Bose Once Debunked Cold Fusion. Yes, That Bose
Okay, let’s back up. In 1989, a couple of scientists named Stanley Pons and Martin Fleischmann claimed that the excess energy generated from a laboratory experiment was because of a nuclear reaction at room temperature — known colloquially as “cold fusion.” The scientific community rejected the idea when it couldn’t reproduce the results, but the question remained: Where did the excess energy come from?
The audio company has a close relationship with MIT, and it had lots of interested experts on staff. It decided to research cold fusion on its own, hiring more scientists until it had a multi-person team who explored the topic for two years. By the end, Bose concluded that the excess energy was precisely accounted for by a missing term in the calculations.

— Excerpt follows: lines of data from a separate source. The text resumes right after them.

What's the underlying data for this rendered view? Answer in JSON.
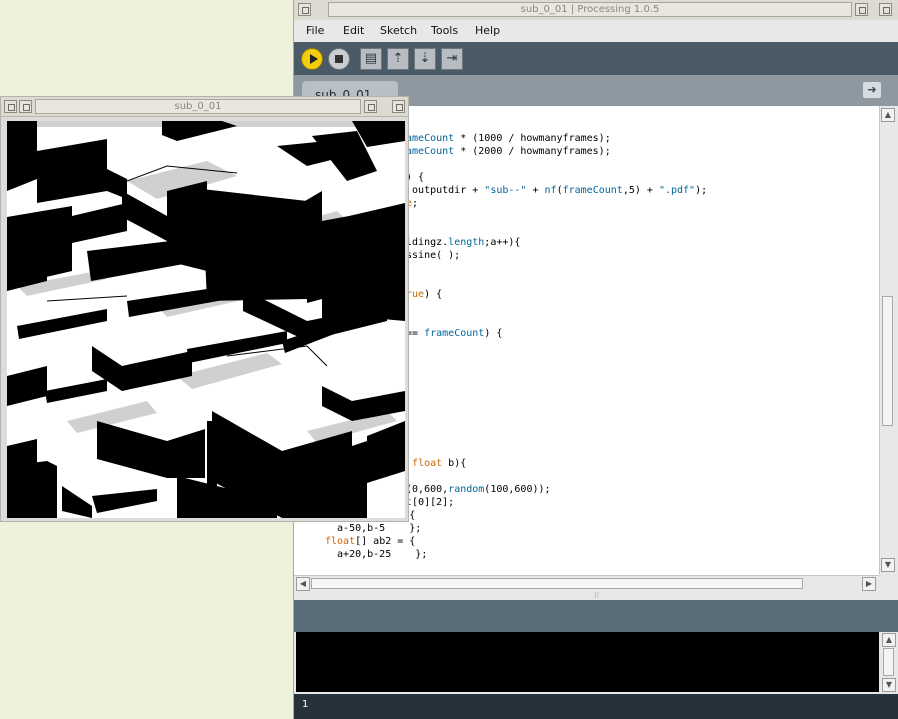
{
  "ide": {
    "title": "sub_0_01 | Processing 1.0.5",
    "menus": [
      "File",
      "Edit",
      "Sketch",
      "Tools",
      "Help"
    ],
    "toolbar": [
      "run",
      "stop",
      "new",
      "open",
      "save",
      "export"
    ],
    "tab_label": "sub_0_01",
    "code_lines": [
      "",
      "",
      "rameCount * (1000 / howmanyframes);",
      "rameCount * (2000 / howmanyframes);",
      "",
      "e) {",
      ", outputdir + \"sub--\" + nf(frameCount,5) + \".pdf\");",
      "ue;",
      "",
      "",
      "ildingz.length;a++){",
      "essine( );",
      "",
      "",
      "true) {",
      "",
      "",
      " == frameCount) {",
      "",
      "",
      "",
      "",
      "",
      "",
      "",
      "",
      "",
      ", float b){",
      "",
      "r(0,600,random(100,600));",
      "at[0][2];",
      "float[] ab1 = {",
      "  a-50,b-5    };",
      "float[] ab2 = {",
      "  a+20,b-25    };"
    ],
    "status_line": "1"
  },
  "sketch": {
    "title": "sub_0_01"
  }
}
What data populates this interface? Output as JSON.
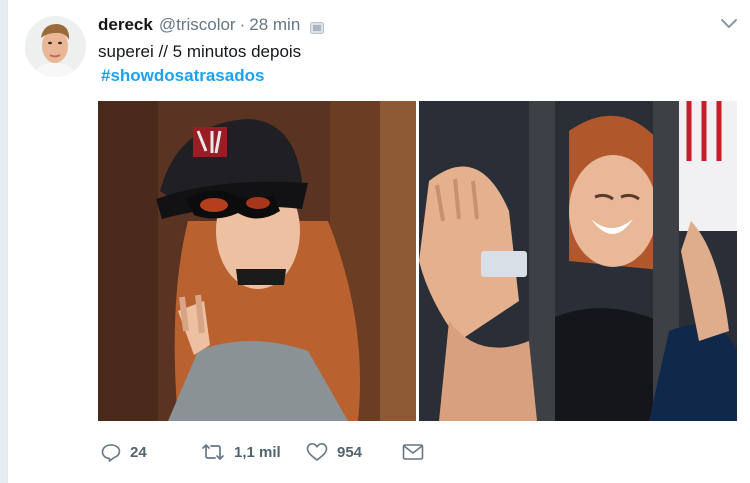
{
  "tweet": {
    "author_name": "dereck",
    "author_handle": "@triscolor",
    "separator": "·",
    "timestamp": "28 min",
    "text": "superei // 5 minutos depois",
    "hashtag": "#showdosatrasados"
  },
  "actions": {
    "reply_count": "24",
    "retweet_count": "1,1 mil",
    "like_count": "954"
  },
  "icons": [
    "verified-badge-icon",
    "chevron-down-icon",
    "reply-icon",
    "retweet-icon",
    "like-icon",
    "direct-message-icon"
  ],
  "colors": {
    "link_blue": "#1da1f2",
    "muted_gray": "#657786",
    "action_gray": "#536471",
    "background": "#e6ecf0"
  }
}
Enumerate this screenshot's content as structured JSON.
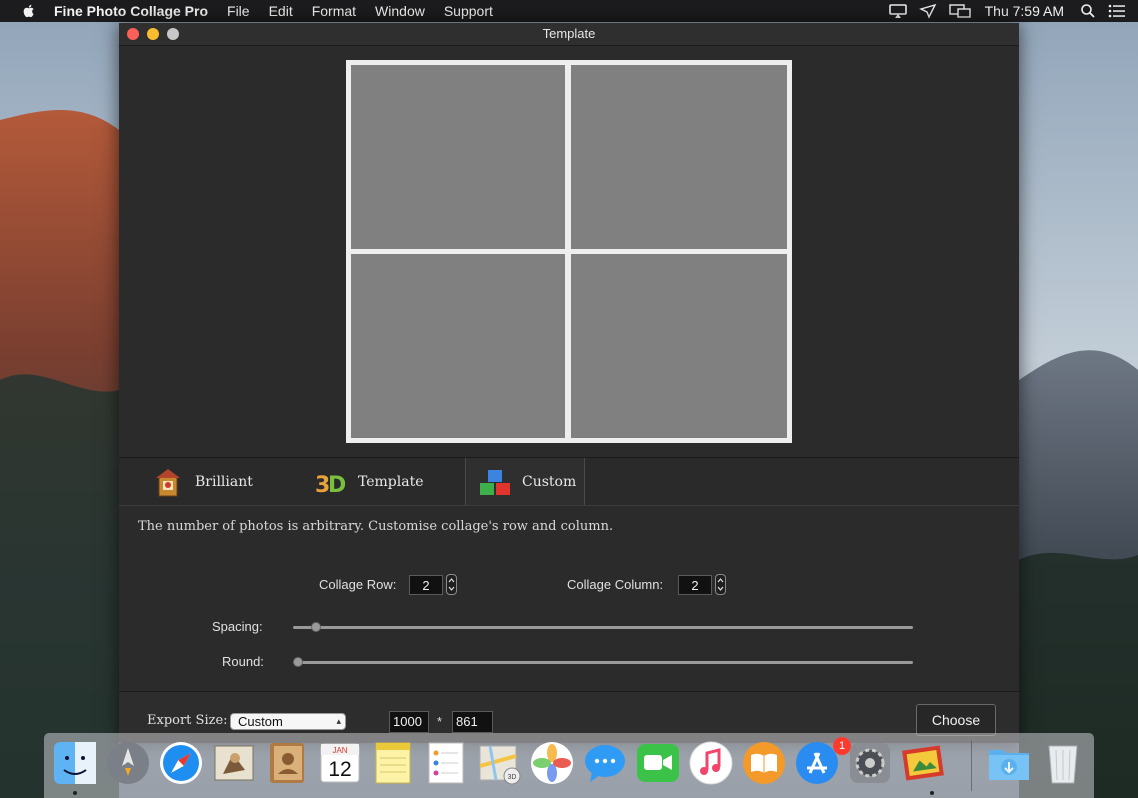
{
  "menubar": {
    "app_name": "Fine Photo Collage Pro",
    "menus": [
      "File",
      "Edit",
      "Format",
      "Window",
      "Support"
    ],
    "clock": "Thu 7:59 AM"
  },
  "window": {
    "title": "Template",
    "tabs": [
      {
        "label": "Brilliant",
        "icon": "brilliant-icon"
      },
      {
        "label": "Template",
        "icon": "3d-template-icon"
      },
      {
        "label": "Custom",
        "icon": "custom-blocks-icon",
        "active": true
      }
    ],
    "description": "The number of photos is arbitrary. Customise collage's row and column.",
    "row_label": "Collage Row:",
    "row_value": "2",
    "column_label": "Collage Column:",
    "column_value": "2",
    "spacing_label": "Spacing:",
    "spacing_value": 0.03,
    "round_label": "Round:",
    "round_value": 0.0,
    "export_label": "Export Size:",
    "export_option": "Custom",
    "export_width": "1000",
    "export_sep": "*",
    "export_height": "861",
    "choose_label": "Choose"
  },
  "dock": {
    "apps": [
      "Finder",
      "Launchpad",
      "Safari",
      "Mail",
      "Contacts",
      "Calendar",
      "Notes",
      "Reminders",
      "Maps",
      "Photos",
      "Messages",
      "FaceTime",
      "iTunes",
      "iBooks",
      "App Store",
      "System Preferences",
      "Fine Photo Collage Pro",
      "Downloads",
      "Trash"
    ],
    "calendar_month": "JAN",
    "calendar_day": "12",
    "app_store_badge": "1"
  },
  "colors": {
    "window_bg": "#2b2b2b",
    "cell_gray": "#808080",
    "frame": "#eeeeee"
  }
}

Bose developed an extraordinarily sophisticated car-suspension system in the early 2000s, but it was ultimately not commercially viable.
Image: Mashable, Luke Leonard
That wasn’t the last time Bose — which turned 50 this year — ventured outside its audio expertise. In 2004 the company unveiled a sophisticated car-suspension system. The system provided a much smoother ride than a normal suspension, but it also made the car very heavy and very expensive, so it was never commercialized. However, Bose developed a smaller version of the system for individual seats, and that system is used in thousands of trucks on the road today.